Six in ten tenants across England and Wales are renting for longer than they ever planned to, according to new research from LRG.
The Spring 2026 Lettings Report, which draws on responses from 650 landlords and tenants, found that 40% say they have been in the rental market for much longer than they expected, with a further 20% saying somewhat longer. Just 1% have since bought a home.
The findings reflect a rental market undergoing profound structural change. Rising house prices, persistent affordability pressures and tightening mortgage availability have combined to keep a growing proportion of tenants renting well beyond the point at which they expected to move into homeownership. For many, renting is no longer a temporary arrangement but an open-ended reality – one that the sector is only beginning to adapt to.
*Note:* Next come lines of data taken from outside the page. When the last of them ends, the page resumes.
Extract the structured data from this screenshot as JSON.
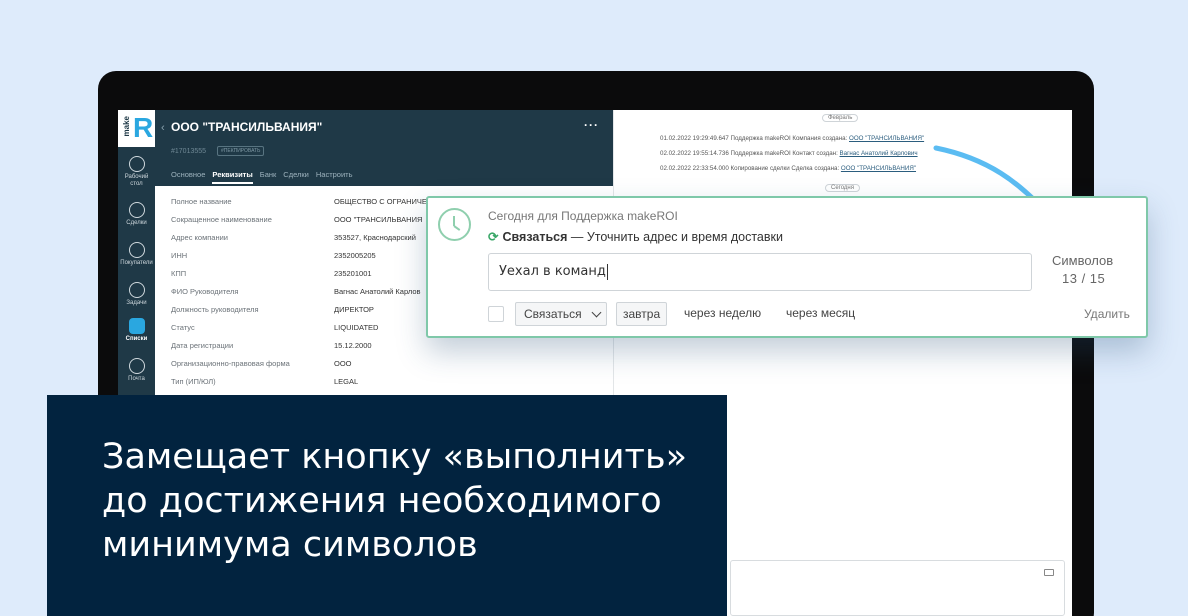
{
  "sidebar": {
    "logo_word": "make",
    "logo_letter": "R",
    "items": [
      {
        "label": "Рабочий стол",
        "icon": "dashboard-icon"
      },
      {
        "label": "Сделки",
        "icon": "dollar-icon"
      },
      {
        "label": "Покупатели",
        "icon": "customers-icon"
      },
      {
        "label": "Задачи",
        "icon": "tasks-check-icon"
      },
      {
        "label": "Списки",
        "icon": "lists-icon"
      },
      {
        "label": "Почта",
        "icon": "mail-icon"
      }
    ]
  },
  "header": {
    "back": "‹",
    "title": "ООО \"ТРАНСИЛЬВАНИЯ\"",
    "more": "···",
    "card_id": "#17013555",
    "copy_label": "#ПЕКПИРОВАТЬ",
    "tabs": [
      "Основное",
      "Реквизиты",
      "Банк",
      "Сделки",
      "Настроить"
    ],
    "active_tab": "Реквизиты"
  },
  "details": [
    {
      "label": "Полное название",
      "value": "ОБЩЕСТВО С ОГРАНИЧЕ"
    },
    {
      "label": "Сокращенное наименование",
      "value": "ООО \"ТРАНСИЛЬВАНИЯ"
    },
    {
      "label": "Адрес компании",
      "value": "353527, Краснодарский"
    },
    {
      "label": "ИНН",
      "value": "2352005205"
    },
    {
      "label": "КПП",
      "value": "235201001"
    },
    {
      "label": "ФИО Руководителя",
      "value": "Вагнас Анатолий Карлов"
    },
    {
      "label": "Должность руководителя",
      "value": "ДИРЕКТОР"
    },
    {
      "label": "Статус",
      "value": "LIQUIDATED"
    },
    {
      "label": "Дата регистрации",
      "value": "15.12.2000"
    },
    {
      "label": "Организационно-правовая форма",
      "value": "ООО"
    },
    {
      "label": "Тип (ИП/ЮЛ)",
      "value": "LEGAL"
    }
  ],
  "feed": {
    "month_label": "Февраль",
    "today_label": "Сегодня",
    "events": [
      {
        "text": "01.02.2022 19:29:49.647 Поддержка makeROI Компания создана: ",
        "link": "ООО \"ТРАНСИЛЬВАНИЯ\""
      },
      {
        "text": "02.02.2022 19:55:14.736 Поддержка makeROI Контакт создан: ",
        "link": "Вагнас Анатолий Карлович"
      },
      {
        "text": "02.02.2022 22:33:54.000 Копирование сделки Сделка создана: ",
        "link": "ООО \"ТРАНСИЛЬВАНИЯ\""
      }
    ]
  },
  "task": {
    "meta": "Сегодня для Поддержка makeROI",
    "action": "Связаться",
    "description": " — Уточнить адрес и время доставки",
    "input_value": "Уехал в команд",
    "counter_label": "Символов",
    "counter_value": "13 / 15",
    "type_select": "Связаться",
    "date_button": "завтра",
    "quick_links": [
      "через неделю",
      "через месяц"
    ],
    "delete_label": "Удалить"
  },
  "caption": {
    "text": "Замещает кнопку «выполнить» до достижения необходимого минимума символов"
  },
  "colors": {
    "page_bg": "#deebfb",
    "dark_panel": "#1f3947",
    "caption_bg": "#02233f",
    "accent_blue": "#2aa7e0",
    "task_border": "#7fc8a9",
    "arrow": "#5bbcf2"
  }
}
The data on how long tenants have been in their current home underlines how settled the picture has become. The single largest group, 35%, have been in their current property for one to two years, but a striking 59% have been there for three years or more, including 23% for over a decade. Only 5% have been in their current home for less than a year. In many respects, the Renters’ Rights Act’s shift to Assured Periodic Tenancies – replacing fixed-term agreements and giving tenants the right to remain indefinitely – is catching up with behaviour that has already shifted rather than driving change from the top down.
For many, the length of time they have been renting has come as a surprise. Some 40% say they have been in the rental market for much longer than they ever planned, with a further 20% saying somewhat longer. Only 15% say it has turned out about as long as they expected, and just 1% have since bought. When asked why, rising house prices and stalling mortgage affordability are the dominant explanations – factors that sit well outside tenants’ control.
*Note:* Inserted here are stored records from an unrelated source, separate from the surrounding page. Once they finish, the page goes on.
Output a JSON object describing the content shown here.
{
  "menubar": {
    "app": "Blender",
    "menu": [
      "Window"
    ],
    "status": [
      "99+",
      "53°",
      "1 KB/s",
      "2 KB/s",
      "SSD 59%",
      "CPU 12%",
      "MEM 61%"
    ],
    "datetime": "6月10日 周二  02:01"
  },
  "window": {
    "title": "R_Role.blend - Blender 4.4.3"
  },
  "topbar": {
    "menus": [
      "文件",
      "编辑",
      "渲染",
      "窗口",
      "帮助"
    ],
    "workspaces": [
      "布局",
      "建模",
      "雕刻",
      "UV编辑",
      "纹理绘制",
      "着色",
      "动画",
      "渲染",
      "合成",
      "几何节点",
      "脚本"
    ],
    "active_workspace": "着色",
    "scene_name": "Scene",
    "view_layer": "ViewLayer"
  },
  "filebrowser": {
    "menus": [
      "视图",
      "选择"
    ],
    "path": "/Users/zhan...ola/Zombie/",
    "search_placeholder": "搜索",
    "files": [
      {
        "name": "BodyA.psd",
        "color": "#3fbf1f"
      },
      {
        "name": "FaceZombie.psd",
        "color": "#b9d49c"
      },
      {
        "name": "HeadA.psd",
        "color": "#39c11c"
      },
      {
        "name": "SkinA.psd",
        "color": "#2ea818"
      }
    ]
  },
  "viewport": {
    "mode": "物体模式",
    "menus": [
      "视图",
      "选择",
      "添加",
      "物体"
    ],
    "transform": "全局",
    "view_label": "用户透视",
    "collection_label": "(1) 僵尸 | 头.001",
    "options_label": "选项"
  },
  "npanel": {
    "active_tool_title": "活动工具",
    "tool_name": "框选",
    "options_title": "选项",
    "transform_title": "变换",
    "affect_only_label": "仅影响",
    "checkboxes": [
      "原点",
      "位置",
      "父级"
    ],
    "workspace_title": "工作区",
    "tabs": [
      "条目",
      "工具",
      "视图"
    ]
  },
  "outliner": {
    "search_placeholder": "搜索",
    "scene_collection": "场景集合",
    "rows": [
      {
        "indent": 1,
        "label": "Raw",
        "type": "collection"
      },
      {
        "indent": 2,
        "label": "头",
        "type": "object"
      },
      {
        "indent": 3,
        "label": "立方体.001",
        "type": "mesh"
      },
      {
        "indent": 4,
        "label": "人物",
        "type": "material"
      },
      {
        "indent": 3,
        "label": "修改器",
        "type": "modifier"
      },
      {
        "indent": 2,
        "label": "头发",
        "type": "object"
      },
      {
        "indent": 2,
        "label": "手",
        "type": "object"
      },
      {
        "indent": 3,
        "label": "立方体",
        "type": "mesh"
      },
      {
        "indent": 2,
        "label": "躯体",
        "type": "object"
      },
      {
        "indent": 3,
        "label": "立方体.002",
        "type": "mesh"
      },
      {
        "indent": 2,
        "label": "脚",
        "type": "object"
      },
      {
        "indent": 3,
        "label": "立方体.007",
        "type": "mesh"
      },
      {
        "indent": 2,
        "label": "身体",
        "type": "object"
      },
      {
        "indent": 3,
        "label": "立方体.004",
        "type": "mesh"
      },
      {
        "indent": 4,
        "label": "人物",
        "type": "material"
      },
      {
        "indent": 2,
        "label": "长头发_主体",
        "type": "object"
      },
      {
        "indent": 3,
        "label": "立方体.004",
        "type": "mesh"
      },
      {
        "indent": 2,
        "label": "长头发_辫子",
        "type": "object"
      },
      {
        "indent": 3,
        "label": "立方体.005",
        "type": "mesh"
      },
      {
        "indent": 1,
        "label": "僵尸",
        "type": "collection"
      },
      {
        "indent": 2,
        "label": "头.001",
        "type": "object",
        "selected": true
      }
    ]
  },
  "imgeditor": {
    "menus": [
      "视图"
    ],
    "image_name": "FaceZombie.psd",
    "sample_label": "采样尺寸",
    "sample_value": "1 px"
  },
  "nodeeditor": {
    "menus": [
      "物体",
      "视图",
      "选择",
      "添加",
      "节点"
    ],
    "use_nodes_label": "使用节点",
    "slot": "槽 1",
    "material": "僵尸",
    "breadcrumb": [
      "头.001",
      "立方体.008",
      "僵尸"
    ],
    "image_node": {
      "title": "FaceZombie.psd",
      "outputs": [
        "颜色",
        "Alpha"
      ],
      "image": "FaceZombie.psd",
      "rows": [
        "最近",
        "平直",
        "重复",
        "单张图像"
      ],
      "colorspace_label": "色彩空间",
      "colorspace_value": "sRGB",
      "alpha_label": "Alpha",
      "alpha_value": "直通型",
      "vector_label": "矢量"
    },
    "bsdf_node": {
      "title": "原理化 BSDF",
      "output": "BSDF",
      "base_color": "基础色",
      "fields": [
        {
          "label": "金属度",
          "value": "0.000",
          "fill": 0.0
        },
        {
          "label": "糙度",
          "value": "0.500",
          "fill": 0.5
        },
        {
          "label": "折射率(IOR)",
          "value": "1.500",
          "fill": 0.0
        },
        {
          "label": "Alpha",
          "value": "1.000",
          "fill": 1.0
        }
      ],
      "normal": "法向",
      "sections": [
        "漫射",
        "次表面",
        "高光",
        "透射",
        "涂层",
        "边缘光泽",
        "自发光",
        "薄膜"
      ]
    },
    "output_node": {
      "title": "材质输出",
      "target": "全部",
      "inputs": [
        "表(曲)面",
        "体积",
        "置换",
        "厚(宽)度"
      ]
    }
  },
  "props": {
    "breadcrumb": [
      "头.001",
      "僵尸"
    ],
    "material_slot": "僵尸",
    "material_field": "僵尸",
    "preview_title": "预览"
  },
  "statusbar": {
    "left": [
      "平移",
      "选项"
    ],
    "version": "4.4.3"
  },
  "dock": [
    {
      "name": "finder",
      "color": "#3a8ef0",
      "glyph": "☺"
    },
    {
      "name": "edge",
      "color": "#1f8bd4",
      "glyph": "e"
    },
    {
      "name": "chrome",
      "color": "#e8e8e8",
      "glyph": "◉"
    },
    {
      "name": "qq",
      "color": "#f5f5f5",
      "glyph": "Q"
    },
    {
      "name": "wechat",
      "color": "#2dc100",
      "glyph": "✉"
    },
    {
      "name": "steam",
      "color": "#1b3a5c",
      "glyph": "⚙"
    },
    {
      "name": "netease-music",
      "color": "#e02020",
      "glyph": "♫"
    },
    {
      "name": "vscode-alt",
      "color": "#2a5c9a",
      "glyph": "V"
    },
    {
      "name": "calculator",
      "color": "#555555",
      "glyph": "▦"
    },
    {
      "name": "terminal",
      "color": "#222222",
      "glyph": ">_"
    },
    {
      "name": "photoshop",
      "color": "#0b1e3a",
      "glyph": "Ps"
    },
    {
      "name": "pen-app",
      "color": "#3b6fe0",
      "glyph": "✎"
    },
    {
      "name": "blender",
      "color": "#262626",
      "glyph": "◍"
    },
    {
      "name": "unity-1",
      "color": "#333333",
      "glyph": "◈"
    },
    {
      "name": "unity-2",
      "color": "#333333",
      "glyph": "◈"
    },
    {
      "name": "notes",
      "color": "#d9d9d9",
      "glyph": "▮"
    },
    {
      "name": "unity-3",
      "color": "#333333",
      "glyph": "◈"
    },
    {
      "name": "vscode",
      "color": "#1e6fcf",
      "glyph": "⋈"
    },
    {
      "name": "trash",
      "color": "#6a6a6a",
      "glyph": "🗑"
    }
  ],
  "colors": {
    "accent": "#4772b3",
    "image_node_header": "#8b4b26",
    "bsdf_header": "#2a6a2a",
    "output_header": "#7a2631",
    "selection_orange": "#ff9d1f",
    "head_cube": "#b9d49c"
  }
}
Feelings about that shift are more nuanced than a simple acceptance or rejection of long-term renting. Of those who have been renting longer than planned, 40% say they have accepted it but still hope to buy one day, while 23% say they have made peace with it and that renting suits them now. However, 32% say they feel stuck and frustrated – a significant minority for whom long-term renting is not a settled state but an ongoing source of strain. Only 4% say they actively chose to keep renting.
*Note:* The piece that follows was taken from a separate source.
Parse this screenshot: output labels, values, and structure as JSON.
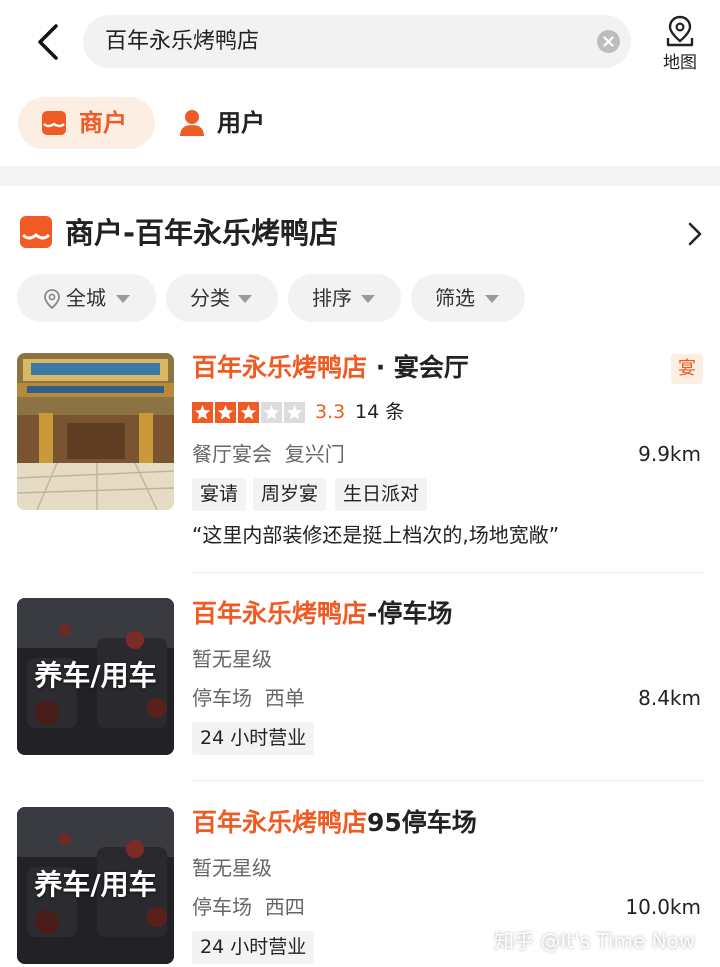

Attitudes to belonging tell a similarly nuanced story. Some 51% of tenants say their rental genuinely feels like home, either fully or mostly. But 24% say it always feels temporary and a further 20% say it is not the same as owning. The sense of belonging does improve with length of stay. Among those renting for over a decade, 45% say their home genuinely feels like theirs – but even in that group, 20% still say it always feels temporary. Long-term renting may be becoming the norm, but for many tenants, a settled sense of home remains out of reach.

The wider data points in the same direction. According to the English Housing Survey, private renters now spend an average of 4.6 years in their current home – up from 3.7 years in 2011. At the same time, ONS house price data shows that average house prices in England remain more than eight times average earnings, leaving homeownership out of reach for the majority of private renters without significant equity or family support. For this group, the private rental sector is not a stepping stone – it is the destination.
Landlords, for their part, are willing to accommodate longer stays. LRG’s survey found that 42% of landlords say the move to Assured Periodic Tenancies will make no change to how willing they are to encourage tenants to stay long-term, with 15% saying they will be more willing. Only 15% say they will be less willing, while 29% say they are not yet sure. The challenge is less about landlord attitude and more about whether the wider conditions – supply, affordability, and legislative certainty allow both sides to plan with confidence.
Allison Thompson, Chief Lettings Officer, Leaders part of LRG, commented, “Renting for longer is no longer the exception – for a growing number of people it has quietly become the norm. What the data tells us is that most tenants have not chosen this; they have accepted it. And acceptance is not the same as satisfaction. The 32% who say they feel stuck and frustrated are a reminder that long-term renting works well when the home, the landlord and the price are right – and when tenants feel secure. That is exactly where good agents and good landlords can make a real difference, helping to build the kind of stability that turns a rental into a genuine home.”